Depois de A Dança das Andorinhas, publicado na segunda temporada da colecção Novela Gráfica, e do livro infantil Ovelha, a autora libanesa Zeina Abirached regressa às livrarias portuguesas com uma adaptação em dois volumes de O Profeta, de Khalil Gibran, numa edição conjunta do PÚBLICO com a Levoir, que antecipa a presença da autora na edição de 2025 do Amadora BD, Festival que contará com uma exposição que lhe é dedicada.
Lançada originalmente em 2023, por ocasião do centésimo aniversário da publicação original de O Profeta, a versão de Zeina Abirached é a primeira transposição para a banda desenhada de uma obra de culto, extraordinariamente popular a nível mundial, que, além de ter inspirado várias canções, já tinha sido adaptada aos mais variados formatos, desde musicais até um filme de animação. Este projecto inovador nasceu não de uma ideia de Zeina, mas de um convite das Éditions Seghers à autora, que, curiosamente, nunca tinha lido o livro na íntegra. Como a própria refere no prefácio do primeiro volume: “O Profeta não me era desconhecido: esse pequeno livro, presente na biblioteca da família em Beirute, acompanhou-me nas minhas peregrinações. De mudança em mudança, a fina edição de bolso teve sempre lugar nas minhas prateleiras. No entanto, raramente folheado, não me era familiar. Reconhecia algumas frases, citadas aquando dos casamentos ou de cerimónias e, devo confessá-lo, essa proximidade quase obrigatória, tendo em conta as minhas origens, era frequentemente acompanhada de um sentimento de incómodo. Era suposto conhecer O Profeta, e no entanto… algo me mantinha à distância.
Foi a ler O Profeta, lápis na mão e caderno de desenho em cima dos joelhos, que finalmente o encontrei.”
Tal como Gibran, um libanês imigrado nos Estados Unidos, onde escreveu O Profeta directamente em inglês, em 1923, também Zeina Abirached, nascida em 1981 em Beirute, viu-se obrigada a imigrar para França em 2004, vivendo hoje em Omã, por força do seu casamento com um diplomata francês, e a partir de onde tem transposto as suas memórias do Líbano em novelas gráficas como A Dança das Andorinhas, título seleccionado por Alexandra Lucas Coelho para a sua Volta ao Mundo em Cem Livros, ou o magnífico Le Piano Oriental (ainda inédito em português).
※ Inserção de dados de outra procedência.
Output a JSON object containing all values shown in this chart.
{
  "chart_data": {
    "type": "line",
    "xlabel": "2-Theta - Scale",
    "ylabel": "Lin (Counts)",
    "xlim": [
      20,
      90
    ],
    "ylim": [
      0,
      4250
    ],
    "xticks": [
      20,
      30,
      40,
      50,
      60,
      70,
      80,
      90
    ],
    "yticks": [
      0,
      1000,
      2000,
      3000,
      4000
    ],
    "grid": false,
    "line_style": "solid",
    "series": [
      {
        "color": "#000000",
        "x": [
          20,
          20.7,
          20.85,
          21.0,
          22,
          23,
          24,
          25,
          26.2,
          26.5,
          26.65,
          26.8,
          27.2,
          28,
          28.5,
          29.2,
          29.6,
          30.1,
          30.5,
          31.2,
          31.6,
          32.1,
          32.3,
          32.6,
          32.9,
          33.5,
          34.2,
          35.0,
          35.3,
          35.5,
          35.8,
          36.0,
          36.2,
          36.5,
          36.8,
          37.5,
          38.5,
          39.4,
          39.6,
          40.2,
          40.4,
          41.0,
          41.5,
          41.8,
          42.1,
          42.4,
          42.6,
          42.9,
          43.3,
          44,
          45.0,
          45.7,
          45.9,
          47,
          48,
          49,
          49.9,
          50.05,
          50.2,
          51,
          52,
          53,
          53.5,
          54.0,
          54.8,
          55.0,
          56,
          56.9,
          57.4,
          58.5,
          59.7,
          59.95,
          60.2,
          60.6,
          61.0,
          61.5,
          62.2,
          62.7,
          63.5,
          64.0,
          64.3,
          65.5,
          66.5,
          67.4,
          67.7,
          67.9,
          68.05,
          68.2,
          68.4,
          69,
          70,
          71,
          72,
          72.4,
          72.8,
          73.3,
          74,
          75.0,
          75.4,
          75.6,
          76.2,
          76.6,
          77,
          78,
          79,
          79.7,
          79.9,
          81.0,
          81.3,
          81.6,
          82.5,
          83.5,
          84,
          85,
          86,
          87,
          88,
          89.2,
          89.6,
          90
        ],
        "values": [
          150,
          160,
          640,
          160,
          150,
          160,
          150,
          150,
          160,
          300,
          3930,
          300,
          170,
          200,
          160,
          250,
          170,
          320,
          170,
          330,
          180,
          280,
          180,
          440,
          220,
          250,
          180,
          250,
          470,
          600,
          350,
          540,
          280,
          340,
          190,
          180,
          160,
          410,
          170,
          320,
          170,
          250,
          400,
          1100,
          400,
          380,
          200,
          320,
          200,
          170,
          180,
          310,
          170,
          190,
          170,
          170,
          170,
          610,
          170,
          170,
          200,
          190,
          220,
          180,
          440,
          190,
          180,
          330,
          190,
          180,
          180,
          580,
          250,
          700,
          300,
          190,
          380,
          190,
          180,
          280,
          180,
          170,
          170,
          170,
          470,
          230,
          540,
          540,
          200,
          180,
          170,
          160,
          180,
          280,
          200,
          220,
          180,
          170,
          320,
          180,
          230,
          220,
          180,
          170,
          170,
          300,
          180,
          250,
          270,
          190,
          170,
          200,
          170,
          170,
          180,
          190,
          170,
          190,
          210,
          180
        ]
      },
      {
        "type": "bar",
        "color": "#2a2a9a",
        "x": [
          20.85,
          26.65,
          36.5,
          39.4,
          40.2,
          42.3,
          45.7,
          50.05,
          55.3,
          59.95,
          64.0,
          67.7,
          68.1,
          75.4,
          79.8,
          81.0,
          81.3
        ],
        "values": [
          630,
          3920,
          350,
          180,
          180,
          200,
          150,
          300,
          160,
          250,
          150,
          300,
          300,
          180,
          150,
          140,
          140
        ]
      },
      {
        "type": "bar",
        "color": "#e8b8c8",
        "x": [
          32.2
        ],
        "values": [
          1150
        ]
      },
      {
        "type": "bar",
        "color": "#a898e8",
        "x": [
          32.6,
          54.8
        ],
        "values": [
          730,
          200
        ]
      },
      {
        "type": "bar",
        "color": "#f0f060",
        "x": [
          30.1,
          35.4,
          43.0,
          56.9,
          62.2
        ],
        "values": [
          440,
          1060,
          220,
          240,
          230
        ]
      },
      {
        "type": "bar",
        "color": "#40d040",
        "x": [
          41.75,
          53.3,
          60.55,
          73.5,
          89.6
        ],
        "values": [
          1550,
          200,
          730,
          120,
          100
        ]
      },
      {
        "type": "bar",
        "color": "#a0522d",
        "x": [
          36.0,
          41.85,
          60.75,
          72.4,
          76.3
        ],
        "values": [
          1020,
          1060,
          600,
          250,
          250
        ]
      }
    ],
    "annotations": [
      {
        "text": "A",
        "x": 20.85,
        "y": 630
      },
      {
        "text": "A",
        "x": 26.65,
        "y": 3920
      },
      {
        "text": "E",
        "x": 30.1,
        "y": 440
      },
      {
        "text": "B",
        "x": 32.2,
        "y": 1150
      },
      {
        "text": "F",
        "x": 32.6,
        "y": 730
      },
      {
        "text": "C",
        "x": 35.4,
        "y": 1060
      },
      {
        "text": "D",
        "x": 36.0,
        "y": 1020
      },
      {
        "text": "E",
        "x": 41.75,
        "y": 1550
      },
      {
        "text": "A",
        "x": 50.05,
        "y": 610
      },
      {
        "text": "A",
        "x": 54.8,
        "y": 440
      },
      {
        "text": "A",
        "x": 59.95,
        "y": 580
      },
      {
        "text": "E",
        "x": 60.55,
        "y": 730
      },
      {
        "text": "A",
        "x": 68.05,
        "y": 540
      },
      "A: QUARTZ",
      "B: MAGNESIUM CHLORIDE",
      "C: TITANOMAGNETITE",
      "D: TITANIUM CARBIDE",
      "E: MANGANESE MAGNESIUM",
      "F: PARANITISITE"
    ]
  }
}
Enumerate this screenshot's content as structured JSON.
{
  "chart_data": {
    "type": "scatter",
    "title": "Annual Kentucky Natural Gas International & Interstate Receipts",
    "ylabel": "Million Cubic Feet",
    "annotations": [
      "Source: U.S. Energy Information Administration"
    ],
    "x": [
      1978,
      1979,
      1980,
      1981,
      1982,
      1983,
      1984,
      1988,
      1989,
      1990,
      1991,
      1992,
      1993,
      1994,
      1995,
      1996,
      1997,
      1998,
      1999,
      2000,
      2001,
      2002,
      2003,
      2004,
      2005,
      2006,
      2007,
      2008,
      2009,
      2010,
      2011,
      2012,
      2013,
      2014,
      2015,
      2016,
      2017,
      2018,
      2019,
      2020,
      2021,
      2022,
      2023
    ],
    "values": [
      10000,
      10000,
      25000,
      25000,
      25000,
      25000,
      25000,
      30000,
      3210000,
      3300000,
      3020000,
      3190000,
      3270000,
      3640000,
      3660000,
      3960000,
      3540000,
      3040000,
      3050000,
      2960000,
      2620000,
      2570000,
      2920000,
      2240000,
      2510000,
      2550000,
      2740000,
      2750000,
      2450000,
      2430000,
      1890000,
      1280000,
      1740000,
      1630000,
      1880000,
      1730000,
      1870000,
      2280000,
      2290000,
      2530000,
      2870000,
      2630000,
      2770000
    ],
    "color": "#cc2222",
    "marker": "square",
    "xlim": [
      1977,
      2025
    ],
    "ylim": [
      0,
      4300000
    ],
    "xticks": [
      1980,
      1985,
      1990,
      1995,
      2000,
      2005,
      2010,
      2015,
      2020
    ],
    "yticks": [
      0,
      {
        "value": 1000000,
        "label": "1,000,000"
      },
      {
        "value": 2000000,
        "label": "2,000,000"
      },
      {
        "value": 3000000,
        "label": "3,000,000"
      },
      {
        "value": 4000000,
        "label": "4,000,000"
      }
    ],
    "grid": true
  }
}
Daí a facilidade com que Zeina, uma exilada, se identificou com Al-Mustafá, o jovem profeta que na cidade de Orphalese espera há doze anos pelo navio que o levará de volta à sua ilha natal.
Na realidade, o termo “adaptação” talvez não seja o mais adequado para classificar a versão de Zeina Abirached da obra-prima de Khalil Gibran, pois o texto original não foi tocado, mantendo-se presente na íntegra nesta versão desenhada, onde o texto e a imagem dialogam e dançam nas nuvens, numa atmosfera mágica entre a fábula e o conto de fadas, em páginas tão belas como simples e elegantes, que se aproximam mais do poema ilustrado do que da banda desenhada tradicional.
É bem evidente a preocupação da autora em se afastar da estrutura narrativa tradicional da banda desenhada. Em vez de dividir as páginas em tiras e em vinhetas, como é habitual, Abirached optou antes pelas páginas duplas ocupadas por uma única imagem, imagem essa que pode ser apenas uma dança de balões de texto. Uma escolha que aconteceu de forma instintiva, pois, como a própria refere numa entrevista, “avancei de olhos fechados, deixando-me guiar pela música das palavras de Gibran”. E a força das palavras é evidente num livro em que não há propriamente uma intriga e o texto tem uma força primordial.
Muito se poderia ainda dizer sobre este encontro feliz entre Zeina Abirached e Khalil Gibran, mas isso ficará para o texto da próxima semana, dedicado ao volume 2. Até lá, deixo-vos com a frase lapidar do escritor libanês Amin Maalouf: “O traço inimitável de Zeina Abirached oferece um cenário de sonho à sabedoria poética de Gibran.”